At least one commentator has noted that Moses, who was barred from entering into the Promised Land in his earthly life, is now permitted to enter in to converse with Jesus in this time-outside-of-time and place-outside-of-place at the Transfiguration. And Elijah, too – who encountered God on Mt. Horeb (see how each of these has his own “mountaintop experience”?) sees the fulfillment of his labors in the person of Christ. And they stand as witness to this fulfillment, as God speaks out of the cloud, saying, “This is my beloved Son. Listen to him!” We can learn from the Law and Prophets, the Old Testament, but we listen to Jesus, who fulfilled both, and who informs our understanding of both.
As a bit of an aside, one modern commentary posits a whimsical scene: “Hey, Moses and Elijah, come here a moment,” says Jesus. “I want to introduce you to Peter, James, and John. I think you guys have a lot in common.” Moses and Elijah have been watching Jesus’ ministry from heaven, and they look suspiciously at Jesus. “Are you sure, Master? We’ve seen these guys in action. They seem to be loud, emotional, and out of control.” Jesus responds with a knowing smile and sparkle in His eye, “Yep, just like you two.”

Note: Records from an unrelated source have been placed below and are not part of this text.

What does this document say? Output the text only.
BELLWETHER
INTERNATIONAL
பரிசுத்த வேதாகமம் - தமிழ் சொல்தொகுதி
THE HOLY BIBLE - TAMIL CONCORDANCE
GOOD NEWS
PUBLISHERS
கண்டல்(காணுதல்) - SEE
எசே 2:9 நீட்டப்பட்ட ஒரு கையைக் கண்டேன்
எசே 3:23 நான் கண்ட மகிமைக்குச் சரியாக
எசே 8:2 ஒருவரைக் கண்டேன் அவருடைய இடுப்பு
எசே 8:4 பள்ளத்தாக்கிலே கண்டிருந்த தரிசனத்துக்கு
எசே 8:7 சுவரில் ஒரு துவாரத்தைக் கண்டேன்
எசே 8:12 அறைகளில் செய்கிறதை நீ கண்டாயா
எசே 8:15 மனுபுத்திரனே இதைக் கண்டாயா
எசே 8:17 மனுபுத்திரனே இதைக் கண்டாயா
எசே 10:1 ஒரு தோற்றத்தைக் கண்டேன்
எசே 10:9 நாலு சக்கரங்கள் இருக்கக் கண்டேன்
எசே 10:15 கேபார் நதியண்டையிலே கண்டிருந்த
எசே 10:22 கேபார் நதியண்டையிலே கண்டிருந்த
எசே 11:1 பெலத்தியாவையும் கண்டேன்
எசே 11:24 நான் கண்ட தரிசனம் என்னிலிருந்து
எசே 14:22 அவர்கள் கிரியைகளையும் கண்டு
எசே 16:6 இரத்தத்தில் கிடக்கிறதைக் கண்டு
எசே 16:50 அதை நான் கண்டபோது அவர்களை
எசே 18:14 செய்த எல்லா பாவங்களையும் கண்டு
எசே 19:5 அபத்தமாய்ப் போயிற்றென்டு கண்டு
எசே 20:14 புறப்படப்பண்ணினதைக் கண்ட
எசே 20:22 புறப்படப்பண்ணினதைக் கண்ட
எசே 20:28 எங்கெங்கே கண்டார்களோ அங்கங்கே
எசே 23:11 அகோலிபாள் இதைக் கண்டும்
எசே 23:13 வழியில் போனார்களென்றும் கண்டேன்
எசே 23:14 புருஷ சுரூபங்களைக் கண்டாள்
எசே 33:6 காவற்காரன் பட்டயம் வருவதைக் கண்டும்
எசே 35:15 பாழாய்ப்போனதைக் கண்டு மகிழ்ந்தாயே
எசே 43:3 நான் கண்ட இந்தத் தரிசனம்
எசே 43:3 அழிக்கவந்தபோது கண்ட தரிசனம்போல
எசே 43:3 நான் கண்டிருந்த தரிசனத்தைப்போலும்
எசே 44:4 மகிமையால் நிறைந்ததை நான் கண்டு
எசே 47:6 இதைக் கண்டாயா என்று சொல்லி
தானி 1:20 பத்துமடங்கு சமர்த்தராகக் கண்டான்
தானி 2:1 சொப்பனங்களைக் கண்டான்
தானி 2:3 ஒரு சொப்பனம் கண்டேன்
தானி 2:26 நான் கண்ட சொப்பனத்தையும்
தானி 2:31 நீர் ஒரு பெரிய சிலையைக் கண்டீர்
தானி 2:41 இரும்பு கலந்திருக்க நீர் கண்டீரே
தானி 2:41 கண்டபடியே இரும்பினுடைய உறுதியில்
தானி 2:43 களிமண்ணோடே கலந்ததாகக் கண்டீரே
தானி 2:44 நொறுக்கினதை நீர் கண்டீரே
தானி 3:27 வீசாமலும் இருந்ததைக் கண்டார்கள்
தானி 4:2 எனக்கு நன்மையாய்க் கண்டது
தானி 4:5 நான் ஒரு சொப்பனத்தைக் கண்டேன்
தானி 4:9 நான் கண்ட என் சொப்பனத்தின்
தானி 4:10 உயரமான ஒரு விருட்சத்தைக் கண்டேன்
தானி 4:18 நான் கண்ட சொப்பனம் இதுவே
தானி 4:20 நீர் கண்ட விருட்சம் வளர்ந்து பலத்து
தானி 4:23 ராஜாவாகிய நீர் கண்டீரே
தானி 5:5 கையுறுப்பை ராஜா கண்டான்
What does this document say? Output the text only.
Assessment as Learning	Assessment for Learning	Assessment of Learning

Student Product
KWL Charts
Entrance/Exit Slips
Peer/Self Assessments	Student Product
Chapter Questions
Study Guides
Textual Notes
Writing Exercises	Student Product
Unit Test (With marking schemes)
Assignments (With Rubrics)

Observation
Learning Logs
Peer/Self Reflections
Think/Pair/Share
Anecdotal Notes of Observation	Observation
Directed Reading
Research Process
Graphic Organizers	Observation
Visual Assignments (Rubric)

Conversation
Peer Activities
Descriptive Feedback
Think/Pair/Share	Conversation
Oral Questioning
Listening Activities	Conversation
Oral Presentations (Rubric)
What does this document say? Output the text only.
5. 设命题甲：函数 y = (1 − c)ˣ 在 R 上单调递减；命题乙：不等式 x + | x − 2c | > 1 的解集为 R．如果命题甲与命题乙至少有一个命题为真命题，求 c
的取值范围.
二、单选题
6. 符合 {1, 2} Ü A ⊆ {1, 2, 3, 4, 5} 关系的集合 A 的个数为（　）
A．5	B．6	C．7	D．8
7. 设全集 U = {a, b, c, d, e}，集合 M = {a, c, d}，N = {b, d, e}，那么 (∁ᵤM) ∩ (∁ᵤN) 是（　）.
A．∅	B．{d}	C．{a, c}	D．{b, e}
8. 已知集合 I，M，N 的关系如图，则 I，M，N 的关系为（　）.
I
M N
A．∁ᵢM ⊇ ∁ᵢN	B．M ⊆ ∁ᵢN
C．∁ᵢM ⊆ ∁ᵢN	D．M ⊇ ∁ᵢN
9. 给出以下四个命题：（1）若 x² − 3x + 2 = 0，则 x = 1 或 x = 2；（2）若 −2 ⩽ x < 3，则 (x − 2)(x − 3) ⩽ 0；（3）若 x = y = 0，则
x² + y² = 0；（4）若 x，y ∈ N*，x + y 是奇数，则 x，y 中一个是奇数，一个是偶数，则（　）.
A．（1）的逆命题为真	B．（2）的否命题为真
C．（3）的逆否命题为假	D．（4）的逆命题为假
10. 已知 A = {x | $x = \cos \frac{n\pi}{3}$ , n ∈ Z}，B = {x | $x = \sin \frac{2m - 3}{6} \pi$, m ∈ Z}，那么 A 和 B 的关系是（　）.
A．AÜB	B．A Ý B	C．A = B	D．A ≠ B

Finally, we are told that the disciples kept this experience “close, and told no man in those days any of those things which they had seen.” Well, for at least two reasons: first, because prior to the Resurrection, it would not have been believed by most; and this would have given the Scribes and the Pharisees even more ammunition to use against Him, and against His disciples. And second, because for those who did believe, it would have raised even more Messianic hopes, and misunderstandings: “He has spoken with Moses and Elijah! Surely he is the one who will liberate us from the Roman yoke!”
But there is a third reason, as well, which is related to the first two: although it occurred in a physical place and time, this was a spiritual event, and although the three disciples of Christ’s inner circle were given a foretaste of Christ’s glory, the disciples as a whole had not been prepared for it, having not yet received the Holy Spirit. As one commentary puts it,
“No one can say that Jesus is Lord without the Holy Spirit. The Apostles must all wait first for the Holy Spirit to come, and fill them with all the gifts needed to proclaim and testify to the Truth about Jesus Christ, so that people will believe them, because the Spirit of Truth is the one speaking through them and guiding them in all Truth.”
But we, who have received the gift of the Holy Spirit, can indeed perceive the truth, and wonder, and blessing of this marvelous event, and give God thanks for it: who livest and reignest, Father, Son, and Holy Ghost, one God, now and for ever. Amen.